Alguém dizia que o problema da juventude era ser desperdiçada nos jovens. Palavras sábias.

Na minha juventude, o verão era um castigo. Sol? Praia? Relembro os versos da poeta portuguesa Sophia de Mello Breyner: "Quando eu morrer voltarei para buscar/ Os instantes que não vivi junto ao mar". Com meus 20 anos, costumava citar esses versos, sim, trocando a palavra "mar" por "bar".

Era bicho de outono, entenda, e esperava pelo cair das folhas, pelas primeiras chuvas, pelas noites longas e frias como quem espera pela salvação. Setembro era a promessa das coisas que ficaram por fazer, como naquele filme de Woody Allen que tem o nome do mês no título.

Mas então vem a meia-idade, quando é legítimo presumir que temos mais passado que futuro, e o verão ganha contornos urgentes e vitais. Voltarei para buscar todos os instantes que não vivi junto ao bar? Mas onde é que eu estava com a cabeça?

Sophia ri-se de mim nesses primeiros dias de setembro, quando o outono se aproxima da Europa e o calor se apaga, lentamente, para anunciar o fim da festa.

2.

Só há uma coisa mais entediante do que escutar as férias dos outros. É ouvir os outros a amaldiçoar as férias por causa dos "turistas". Os turistas estão em todo lado. Os turistas lotam aeroportos, museus, restaurantes. Os turistas são uma praga ruidosa que fazem de agosto o décimo círculo do inferno.

Nessas lamúrias, nunca passa pela cabeça dos veraneantes a ideia singela de que eles também são "turistas" (e não "viajantes", como me disse um amigo em tempos, plagiando Paul Bowles). E que os outros talvez se queixem deles nos mesmos termos, com o mesmo desprezo e a mesma cegueira.

Em agosto, deixei de frequentar certas cidades na Europa (Londres, Paris) e certos destinos que amo (a Itália inteira, basicamente). Mesmo Lisboa é zona a evitar, se puder evitar.

Mas não me queixo: o turismo, que horroriza os pedantes, representa uma fatia salvífica na economia da Europa do Sul (17% do PIB em Portugal, 20% na Grécia, 14% na Espanha). É o único petróleo que existe por estas bandas.

Além disso, as enchentes de verão na Europa também se explicam porque há uma parte do mundo que vai enriquecendo com a tão criticada globalização. Informa a Economist que, na Índia, as classes médias emergentes começaram a viajar como nunca, triplicando os seus gastos no exterior no espaço de uma década.

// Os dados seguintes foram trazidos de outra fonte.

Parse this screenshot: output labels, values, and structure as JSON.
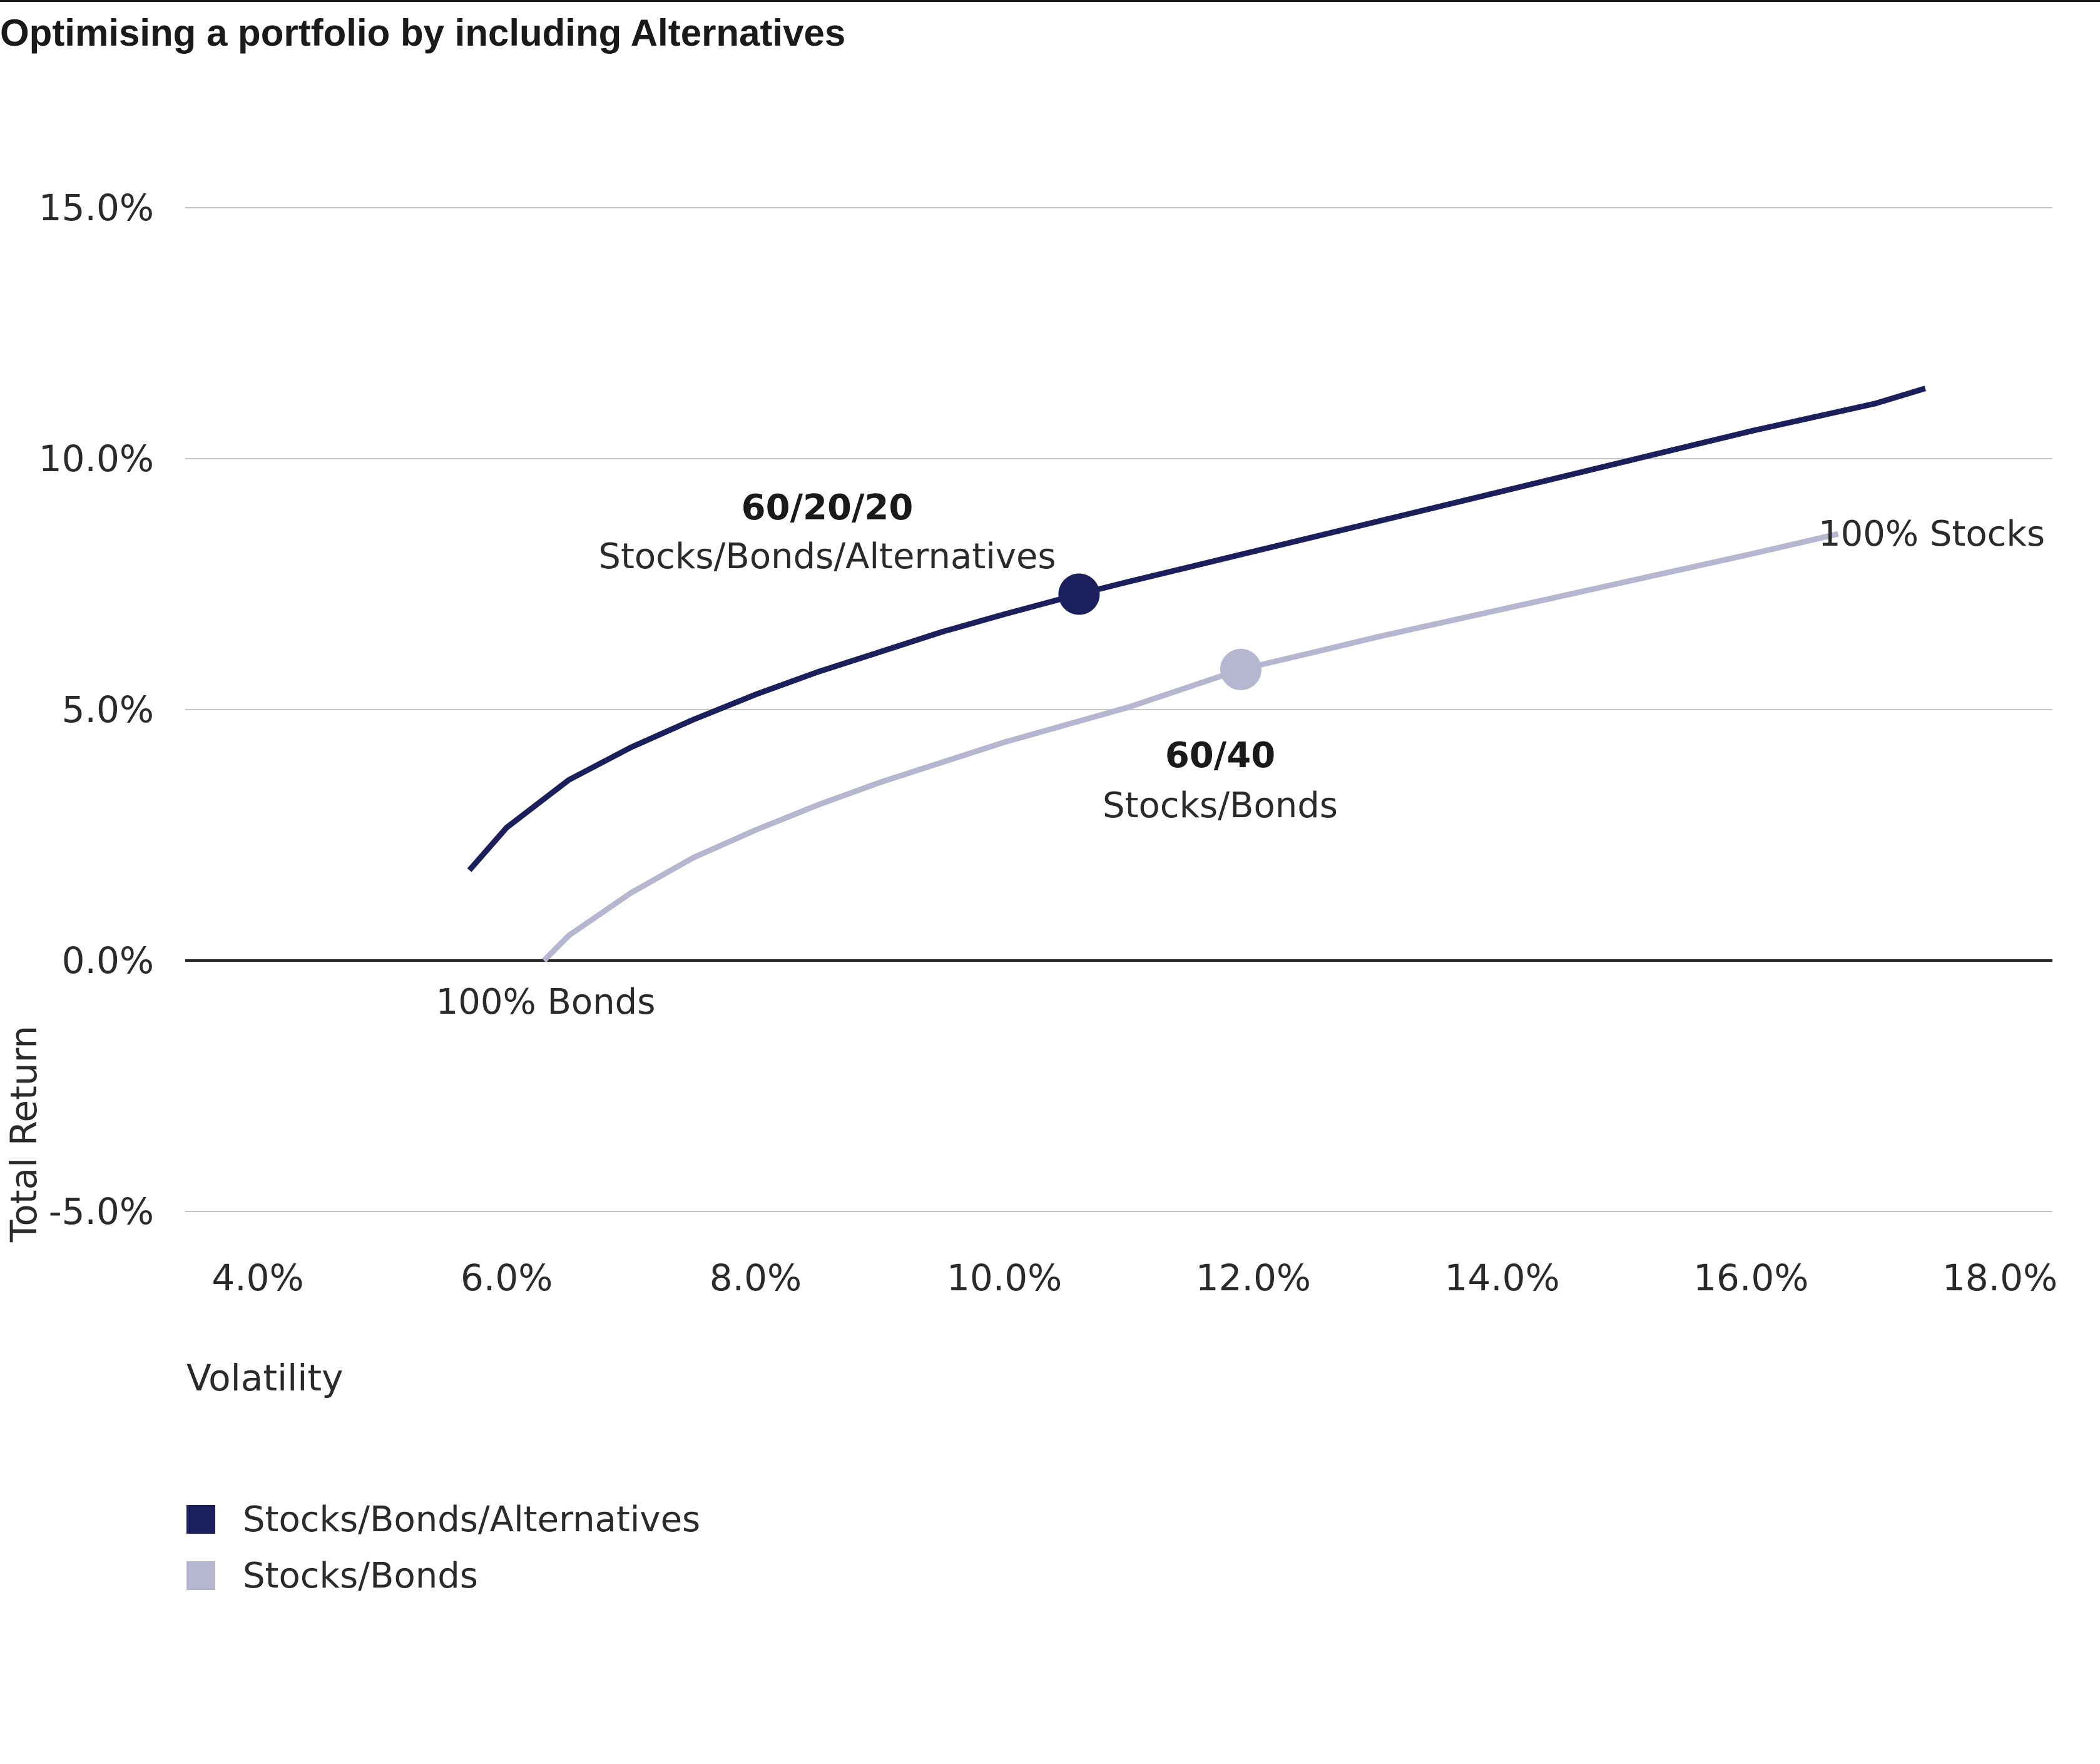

Desprezar os "turistas" é, no fundo, desprezar a ousadia dos pobres, ou dos antigos pobres, que também gostam de ver a Torre Eiffel, o Big Ben e a Fontana de Trevi.

Regular os fluxos turísticos, até por razões de segurança e salubridade, é uma coisa. Outra, bem diferente, é tapar o nariz com horror só porque os outros têm os mesmos privilégios que eram exclusivos dos ocidentais.

Centro histórico de Lisboa cheio de turistas em uma tarde de setembro
Angelo Abu/Folhapress

3.

Veja só: eu, fazendo exercício, amaldiçoando a academia, o personal trainer e o mundo ao redor. Mas é um ritual: chega setembro e, vergado pela culpa, marcho para a tortura. "São só cinco quilos", eis o meu mantra, para me animar. Tudo termina antes do Natal, exceto os cinco quilos a mais.

Desta vez não pode haver desistências, avisa o personal trainer, que já conhece as minhas manhas há vários anos.

Ferido no meu orgulho e arrastando pesadamente a carcaça na esteira de corrida, começo uma longa dissertação sobre o culto do corpo. "É uma coisa fascista, sabia?"

O rapaz ignora-me ostensivamente. Não me calo e, com redobrada fúria, conto a história de Friedrich Ludwig Jahn, um alemão nacionalista de inícios do século 19 que lançou a moda das academias modernas. "Os nazistas gostavam muito dele, sabia?"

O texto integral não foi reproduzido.